Community stunned by sudden demise of 1290 WMCS

Written by admin   // February 28, 2013   // 0 Comments

Elvis replaces the “Talk of the Town,” radio personality Eric Von among 15 released by station
by Thomas E. Mitchell, Jr.
“I don’t know if that was a bad joke or just bad programming,” said former 1290 WMCS AM radio talk show host Eric Von when told that instead of hearing the intro music for former fellow on-air personality Tyrene “T.J.” Jackson’s show at 10 a.m. Tuesday, listeners to the popular Black radio station were shocked to hear Elvis Presley music.
It was the signal to loyal listeners of the 20-year-old talk, news and music station that an era had come to an end in Black Milwaukee radio.
Von and 14 other full and part-time employees were terminated Tuesday. The “Talk of The Town” is no more and is being replaced—temporarily according to station management—by an all-Elvis music format.
According to reports, the format change was announced at 10 a.m., the same time T.J.’s “T.J. Live” show was to start.
The remaining staff will consist of T.J., who was WMCS’ operations manager and on-air host; R&B host Terry Love, and Erica Hayes, a member of the sales staff.
1290 listeners reportedly tried to call the radio station to find out what was going on, only to be met by a busy signal. The Community Journal received numerous calls from surprised, flustered—and irate—1290 listeners asking the newspaper’s receptionist and staff if they knew what was going on.
One caller to the newspaper, a truck driver, lamented he has lost the only “company” he had as he drove.
An hour after the Elvis music started and the community was still trying to absorb the initial shock, Bill Hurwitz, vice president of the Milwaukee Radio Alliance, a partnership of Willie Davis’ All-Pro Broadcasting and Times-Shamrock, Inc., reportedly told the city’s daily that WMCS AM “is changing formats.”
Noting it was purely a business decision, Hurwitz said the station has been losing money for a decade. He added that if it were not for the financial support of Davis, “the station would have been gone a long time ago.”
Von received his share of calls and emails from friends and listeners, many asking him what was the community going to do now that it’s only outlet for self-expression and discussion of the issues pertinent to the Black community is gone.
“I’m just glad they didn’t do this (format change) before President Obama’s re-election bid,” Von said only half jokingly.
Von said when he was asked to come back to 1290 several years ago after he and three other former radio personalities were let go from the station due to budget constraints brought on by the 2009 recession, he was told the community was clamoring for familiar local personalities who were knowledgeable of—and talked about—the issues important to Black Milwaukeeans.
After Von and the other personalities left in 2009, the radio station tried programming that relied heavily on national personalities in the morning and early afternoon, with local community activist and one-time WMCS substitute host Earl Ingram at mid-afternoon with his own show.

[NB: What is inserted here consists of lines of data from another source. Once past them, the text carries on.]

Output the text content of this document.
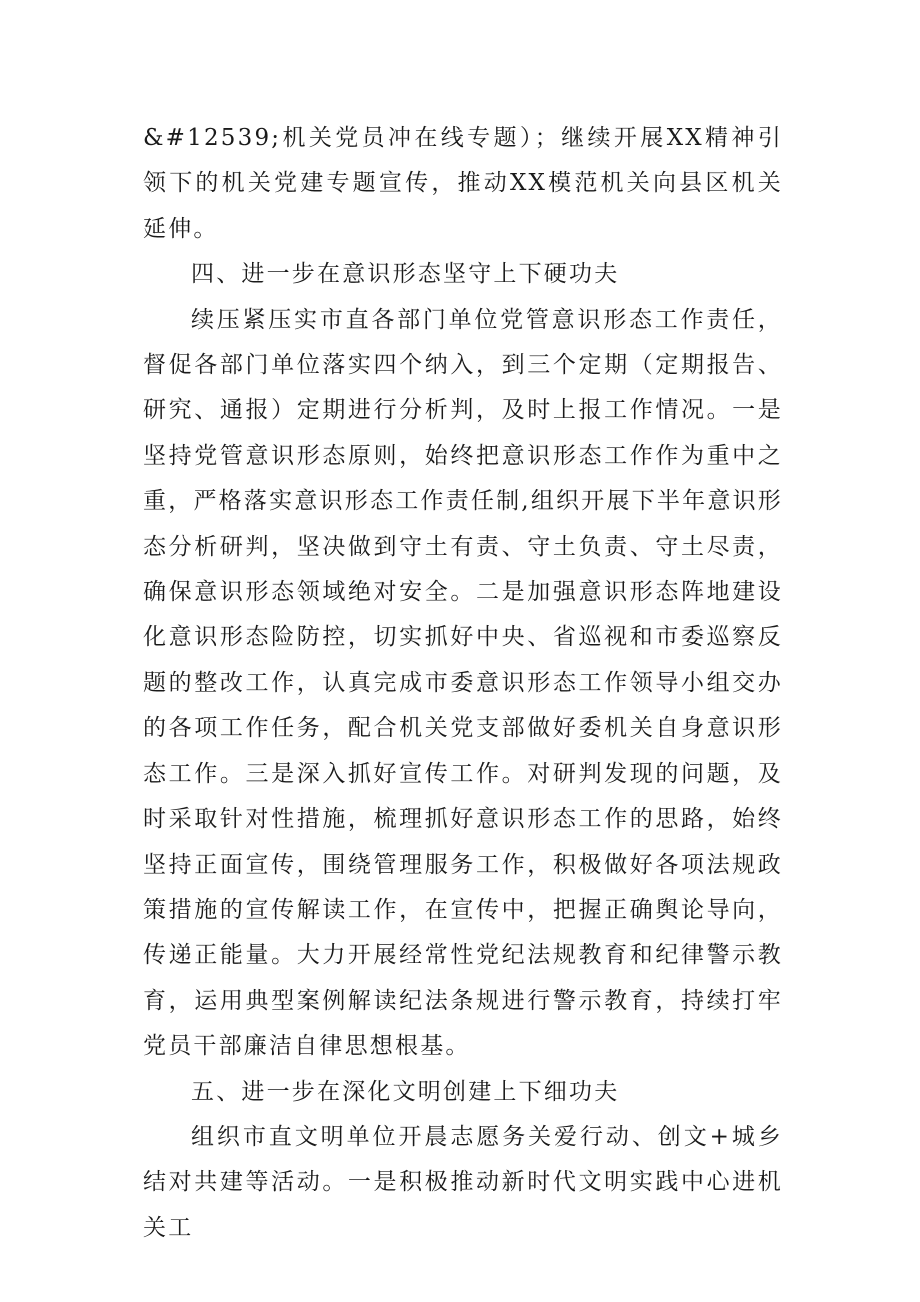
&#12539;机关党员冲在线专题）；继续开展XX精神引领下的机关党建专题宣传，推动XX模范机关向县区机关延伸。

四、进一步在意识形态坚守上下硬功夫

续压紧压实市直各部门单位党管意识形态工作责任，督促各部门单位落实四个纳入，到三个定期（定期报告、研究、通报）定期进行分析判，及时上报工作情况。一是坚持党管意识形态原则，始终把意识形态工作作为重中之重，严格落实意识形态工作责任制,组织开展下半年意识形态分析研判，坚决做到守土有责、守土负责、守土尽责，确保意识形态领域绝对安全。二是加强意识形态阵地建设化意识形态险防控，切实抓好中央、省巡视和市委巡察反题的整改工作，认真完成市委意识形态工作领导小组交办的各项工作任务，配合机关党支部做好委机关自身意识形态工作。三是深入抓好宣传工作。对研判发现的问题，及时采取针对性措施，梳理抓好意识形态工作的思路，始终坚持正面宣传，围绕管理服务工作，积极做好各项法规政策措施的宣传解读工作，在宣传中，把握正确舆论导向，传递正能量。大力开展经常性党纪法规教育和纪律警示教育，运用典型案例解读纪法条规进行警示教育，持续打牢党员干部廉洁自律思想根基。

五、进一步在深化文明创建上下细功夫

组织市直文明单位开晨志愿务关爱行动、创文+城乡结对共建等活动。一是积极推动新时代文明实践中心进机关工
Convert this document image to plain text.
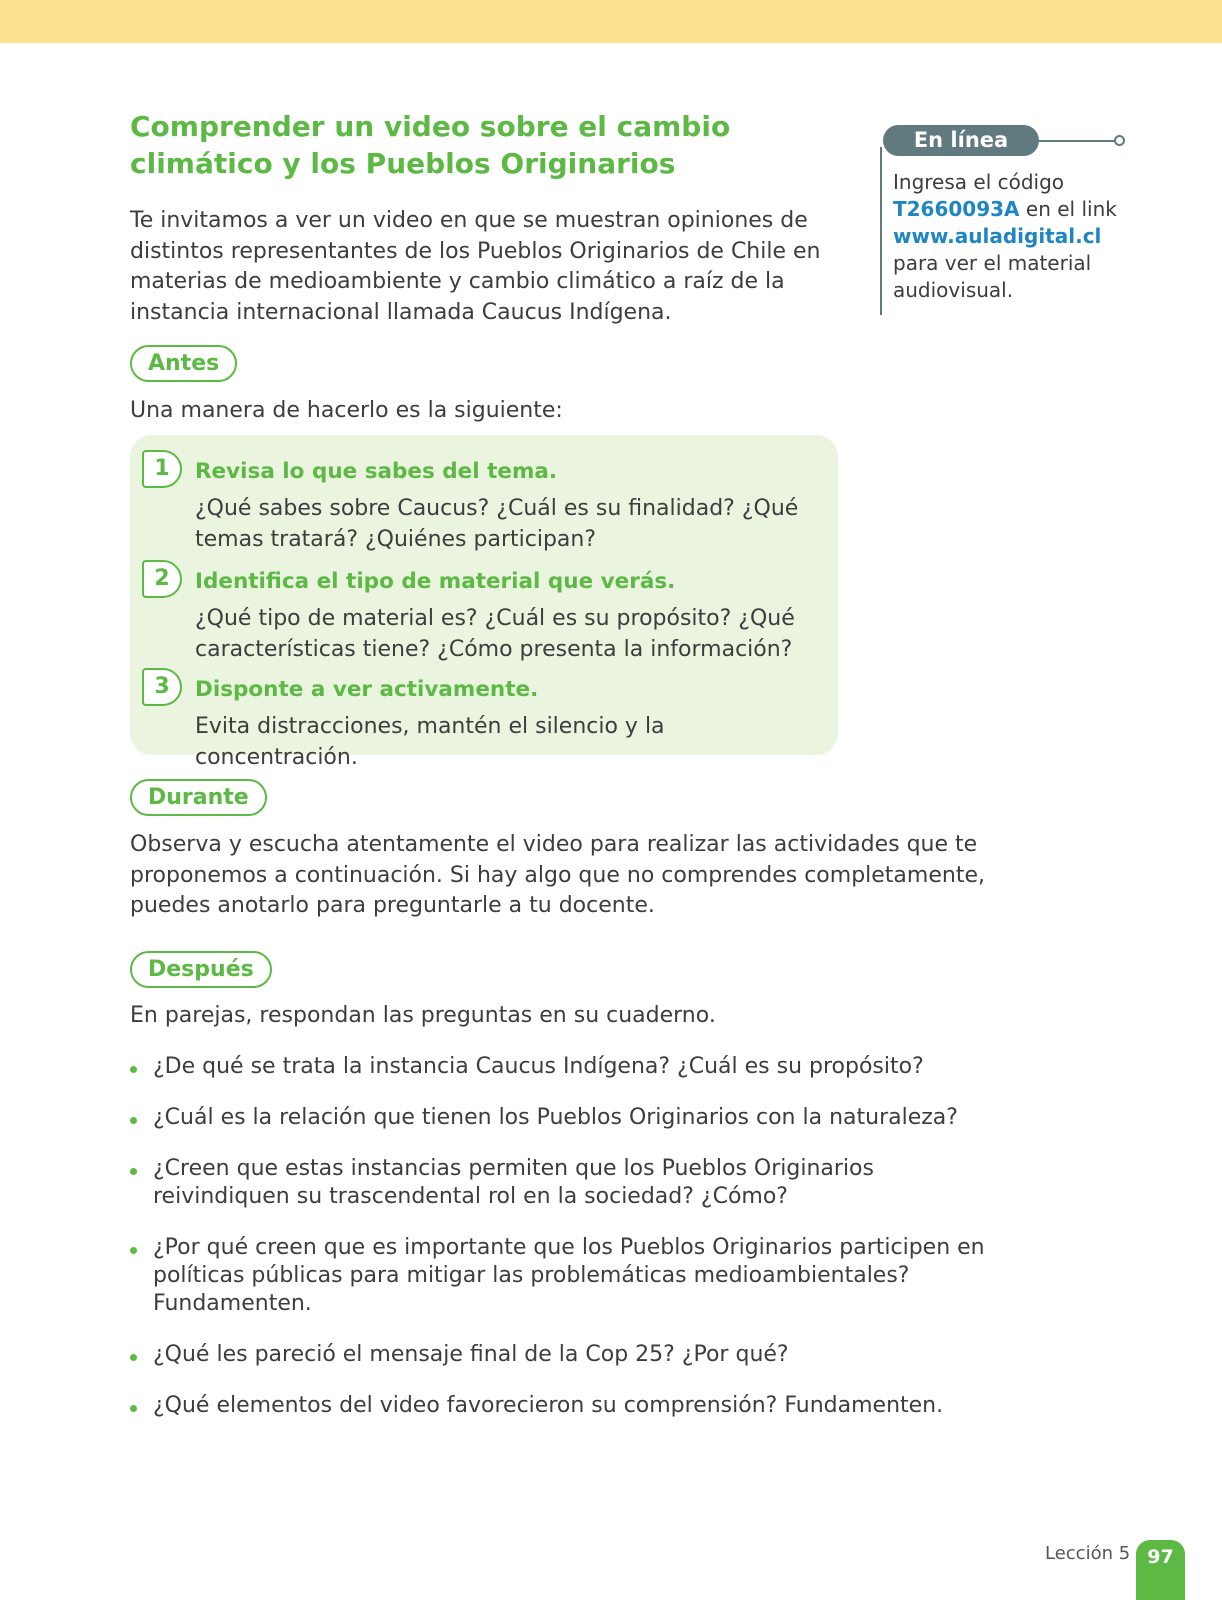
Comprender un video sobre el cambio climático y los Pueblos Originarios

Te invitamos a ver un video en que se muestran opiniones de distintos representantes de los Pueblos Originarios de Chile en materias de medioambiente y cambio climático a raíz de la instancia internacional llamada Caucus Indígena.

En línea
Ingresa el código
T2660093A en el link
www.auladigital.cl
para ver el material audiovisual.
Antes

Una manera de hacerlo es la siguiente:

1	Revisa lo que sabes del tema.
¿Qué sabes sobre Caucus? ¿Cuál es su finalidad? ¿Qué temas tratará? ¿Quiénes participan?
2	Identifica el tipo de material que verás.
¿Qué tipo de material es? ¿Cuál es su propósito? ¿Qué características tiene? ¿Cómo presenta la información?
3	Disponte a ver activamente.
Evita distracciones, mantén el silencio y la concentración.
Durante

Observa y escucha atentamente el video para realizar las actividades que te proponemos a continuación. Si hay algo que no comprendes completamente, puedes anotarlo para preguntarle a tu docente.

Después

En parejas, respondan las preguntas en su cuaderno.

¿De qué se trata la instancia Caucus Indígena? ¿Cuál es su propósito?
¿Cuál es la relación que tienen los Pueblos Originarios con la naturaleza?
¿Creen que estas instancias permiten que los Pueblos Originarios reivindiquen su trascendental rol en la sociedad? ¿Cómo?
¿Por qué creen que es importante que los Pueblos Originarios participen en políticas públicas para mitigar las problemáticas medioambientales? Fundamenten.
¿Qué les pareció el mensaje final de la Cop 25? ¿Por qué?
¿Qué elementos del video favorecieron su comprensión? Fundamenten.
Lección 5 97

But the community wasn’t listening in the morning. They demanded a knowledgeable local personality to wake-up to like Von who they could relate and talk to about local topics.
Saying nothing clear was told to him before hand about 1290’s format change, Von said in an interview Tuesday when things aren’t going well at a radio station, it’s logical to speculate about what has—in this case—become inevitable.
“There was talk about this possibly happening for years because the radio station wasn’t making a profit,” Von said.
“You’ve got to respect them (station management and Davis) for letting it go as long as it did.
“When you’ve been around this business as long as I have—unless you work for a super successful station—you always tread lightly.”
Von said the radio station did good work helping people understand the issues facing the community and giving them a platform to vent.
“I’m bothered no one else will be presenting the type of forum I, Earl and T.J. did,” said Von. He doesn’t think the other Black oriented radio stations will try to fill the void left by WMCS.
“The other stations had the opportunity to do what we did—and bigger than us—since they are FM stations.
“What made 1290 special was we focused on community issues in a way the other stations didn’t.
“Even though we’re gone, I don’t think they (the other Black radio stations) will.”
Von rejected the idea that the volatile political and social topics the station dealt with forced the station’s owners to make the format change. “What we discussed on air had nothing to do with what happened. The owners live in Pennsylvania. They don’t listen.”
Von said he will now focus entirely on his new website, “Brain Brawn & Body,” which was officially launched last Thursday. The website deals with health issues facing Black men.